Yaşar Doğu, her iki stil güreşte şampiyon olmuştur. En iyi dönemlerinde İkinci Dünya Harbi yüzünden müsabakalara katılamamış, şayet katılabilseydi; Dünya rekoru kırılamayan Türk güreşçisi olabilecek kapasiteye sahip bir sporcuydu. Savaş yılları, onun kayıp devri oldu. Üç farklı sıklette şampiyon olma başarısı gösteren Doğu, ayrıca 1952 (Helsinki) Olimpiyat oyunlarına Nasuh Akar, Gazanfer Bilge ve Celal Atik’le birlikte Burhan Felek başkanlığındaki Milli Olimpiyat Komitesi tarafından “Profesyonel” ilan edilince Olimpiyatlara katılamamış ve memleketimiz altın madalyalarından mahrum kalmıştır. Yaşar Doğu’da sadece kuvvet değil, inanç, çalışma, maçcılık kabiliyeti, kazanma azmi ve milletini temsil şuuru, onun fizik kuvvetine bir kuvvet daha ekliyordu. Yaşar Doğu minder içerisinde güreşi en güzel idare etme özelliğine de sahipti. Rakibini kendine uydurabilen, almış olduğu puan bir puan dahi olsa asla rakibine puan vermeden idare edebilen ama daha çok tuş ile sonuca ulaşma gayretinde olan bir sporcuydu. Çok ayrı ve müthiş bir güreş anlayışı vardı. Isınma ve çalışmaya başlaması; herkesten evvel çalışma yerine gelen Doğu, abdestini alıp mindere çıkar, ısınmaya başlayıp antrenörünü beklerdi. Çalışmalarında müsabaka gibi antrenman yapar, rakibini yıldırmayınca asla bırakmazdı. Sporda bir yere gelmek için, büyük başarılara imza atabilmek için, günlük çalışmalara da müsabakalara gidiyormuş gibi konsantre olurdu.
Çalışma Temposu
Deneklerden ve yazılı kaynaklardan elde edilen bilgiler, Yaşar Doğu’nun yüksek çalışma temposuna sahip olduğu, üstün kuvvetinin de bu tempo ile birleşmesi sonucu kazanmasının kolaylaştığını, göstermektedir. Bu konuda, şu ifadeler daha açık olarak ortaya koymuştur “Aynı tempoda yorulmadan usanmadan çalışırdı.” “Minderi kutsal görür, ona göre çalışırdı. Çalışmayı inancın ve ibadetin bir par- çaşı gören, şampiyon olmanın iyi çalışma sonucunda elde edileceği bir kez daha ortaya çıkmıştır. Teknik Ve Taktik Çalışması Yaşar Doğu, güreş tekniklerinin hepsini uygulayabilen kuvvetli bir güreşçiydi. Her yaştan güreşçinin değişik tekniklerini çalışmalarında uygulayarak hatasız yapmaya çalışırdı. Mesela: “Aşırtma” oyunu deve güreşlerini seyrederken onlardan öğrendiği bir oyundur. Bu tekniği antrenmanlarda çok defa uygulamış olmasına rağmen taktik olarak sadece rakibini yenmeyi ve kazanmayı hedeflediği için riskli oyunları müsabakalarda tercih etmezdi. Oyunların kazanmak için yapılacağını ve yapılan teknikle müsabaka kazanılıyorsa başka oyunların yapılmasına gerek olmadığını her fırsatta dile getirmiştir.

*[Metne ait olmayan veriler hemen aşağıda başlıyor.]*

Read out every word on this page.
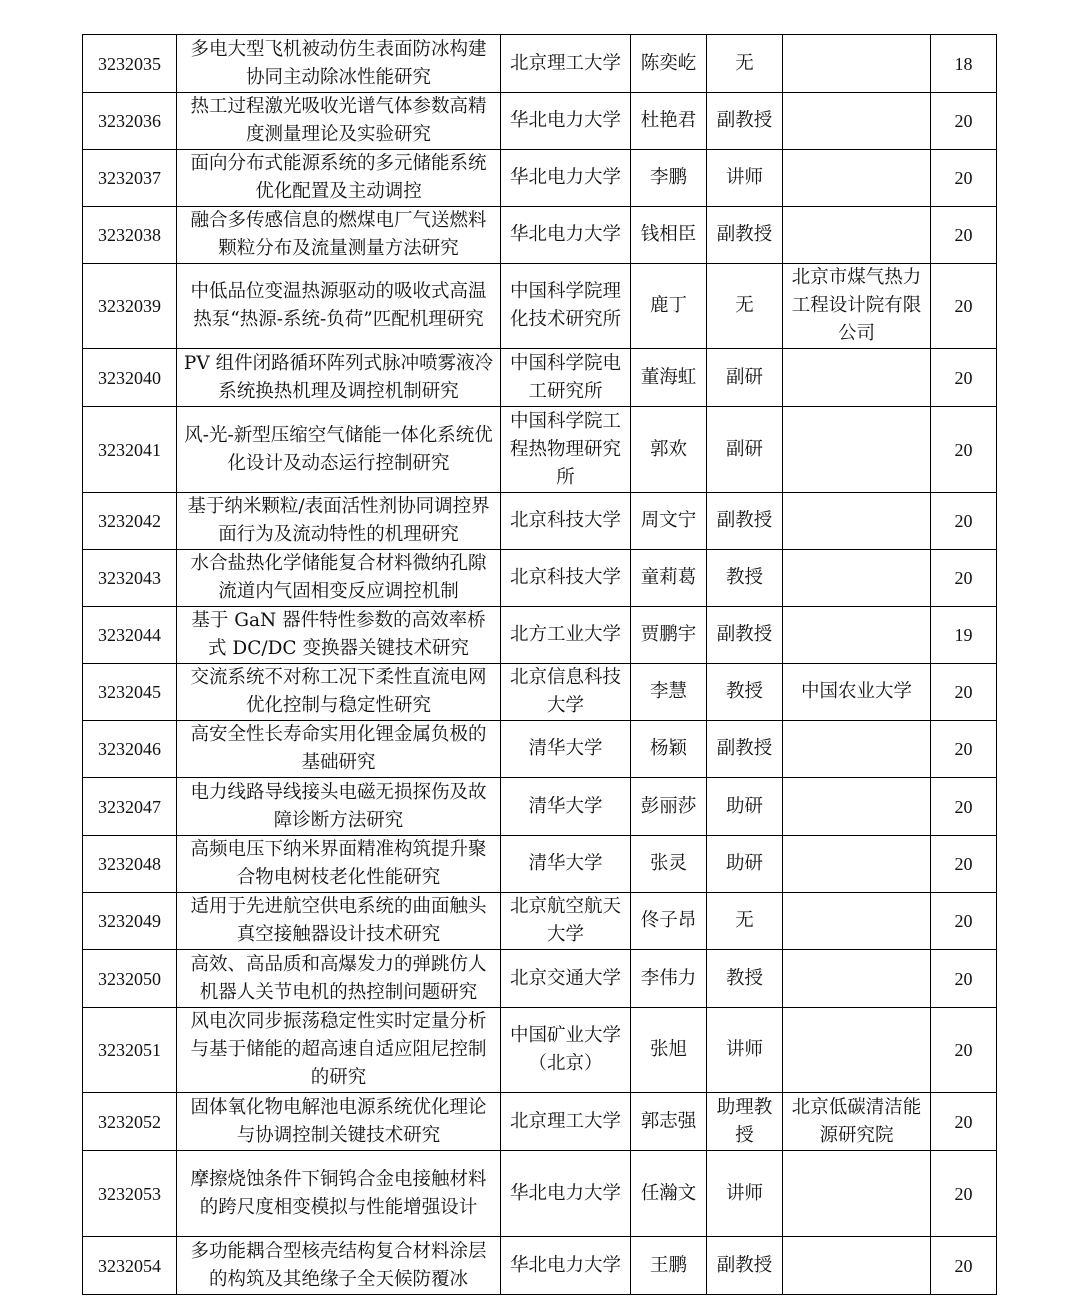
3232035	多电大型飞机被动仿生表面防冰构建协同主动除冰性能研究	北京理工大学	陈奕屹	无		18
3232036	热工过程激光吸收光谱气体参数高精度测量理论及实验研究	华北电力大学	杜艳君	副教授		20
3232037	面向分布式能源系统的多元储能系统优化配置及主动调控	华北电力大学	李鹏	讲师		20
3232038	融合多传感信息的燃煤电厂气送燃料颗粒分布及流量测量方法研究	华北电力大学	钱相臣	副教授		20
3232039	中低品位变温热源驱动的吸收式高温热泵“热源-系统-负荷”匹配机理研究	中国科学院理化技术研究所	鹿丁	无	北京市煤气热力工程设计院有限公司	20
3232040	PV 组件闭路循环阵列式脉冲喷雾液冷系统换热机理及调控机制研究	中国科学院电工研究所	董海虹	副研		20
3232041	风-光-新型压缩空气储能一体化系统优化设计及动态运行控制研究	中国科学院工程热物理研究所	郭欢	副研		20
3232042	基于纳米颗粒/表面活性剂协同调控界面行为及流动特性的机理研究	北京科技大学	周文宁	副教授		20
3232043	水合盐热化学储能复合材料微纳孔隙流道内气固相变反应调控机制	北京科技大学	童莉葛	教授		20
3232044	基于 GaN 器件特性参数的高效率桥式 DC/DC 变换器关键技术研究	北方工业大学	贾鹏宇	副教授		19
3232045	交流系统不对称工况下柔性直流电网优化控制与稳定性研究	北京信息科技大学	李慧	教授	中国农业大学	20
3232046	高安全性长寿命实用化锂金属负极的基础研究	清华大学	杨颖	副教授		20
3232047	电力线路导线接头电磁无损探伤及故障诊断方法研究	清华大学	彭丽莎	助研		20
3232048	高频电压下纳米界面精准构筑提升聚合物电树枝老化性能研究	清华大学	张灵	助研		20
3232049	适用于先进航空供电系统的曲面触头真空接触器设计技术研究	北京航空航天大学	佟子昂	无		20
3232050	高效、高品质和高爆发力的弹跳仿人机器人关节电机的热控制问题研究	北京交通大学	李伟力	教授		20
3232051	风电次同步振荡稳定性实时定量分析与基于储能的超高速自适应阻尼控制的研究	中国矿业大学（北京）	张旭	讲师		20
3232052	固体氧化物电解池电源系统优化理论与协调控制关键技术研究	北京理工大学	郭志强	助理教授	北京低碳清洁能源研究院	20
3232053	摩擦烧蚀条件下铜钨合金电接触材料的跨尺度相变模拟与性能增强设计	华北电力大学	任瀚文	讲师		20
3232054	多功能耦合型核壳结构复合材料涂层的构筑及其绝缘子全天候防覆冰	华北电力大学	王鹏	副教授		20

Antrenman Dışında Tutum Ve Davranışları
Antrenmanları biter bitmez evine dönüp dinlenir, çocuklarıyla ilgilenir, zihnen de devamlı güreşle meşgul olurdu. Zaman zaman çok sevdiği Türk Sanat Müziği dinlediği öğrenilmiştir.
Arkadaşlarıyla çeşitli sanat müziği gazinolarına, konserlere ve tiyatroya gittiği, İsmet Atlı ve diğer mülakat yapılan deneklerin ifadelerinden anlaşılmıştır. Güzel, tertemiz giyinir, hayatı boyunca ağzına hiç içki koymazdı. Folklorumuzu ve Türk Müziğini çok sevdiğinden, ekseri gazinolara, tiyatrolara gider, konserleri hiç kaçırmazdı. Yaşar Doğu’nun “Güzel Müzik bütün yorgunluğumu alıyor.” Dediği de ilgili mülakatlardan anlaşılmıştır
Müsabakalar Çıkış Hazırlığı
Yaşar Doğu, bütün müsabakalarına çıkarken rakibinin kim olduğuna bakmadan hazırlığını yapar, kendinden emin olurdu. Zihnen hazırlıklarına müsabaka öncesinde başlar, mindere çıkmadan önce kimseyle konuşmayıp konsantre olurdu antrenmanlarda olduğu gibi müsabakalara çıkarken de mutlaka abdestini alır, iki rekât namazını kılar, duasını eder ve güven dolu bir halde mindere çıkardı. Anlaşılacağı üzere, riske girmeyen, bilhassa sarma ve burgu ile rakibini tuş eden, yüksek tempoda birkaç rakibi ardı ardına yenebilen bir güreşçi olduğu ifade edilmiştir.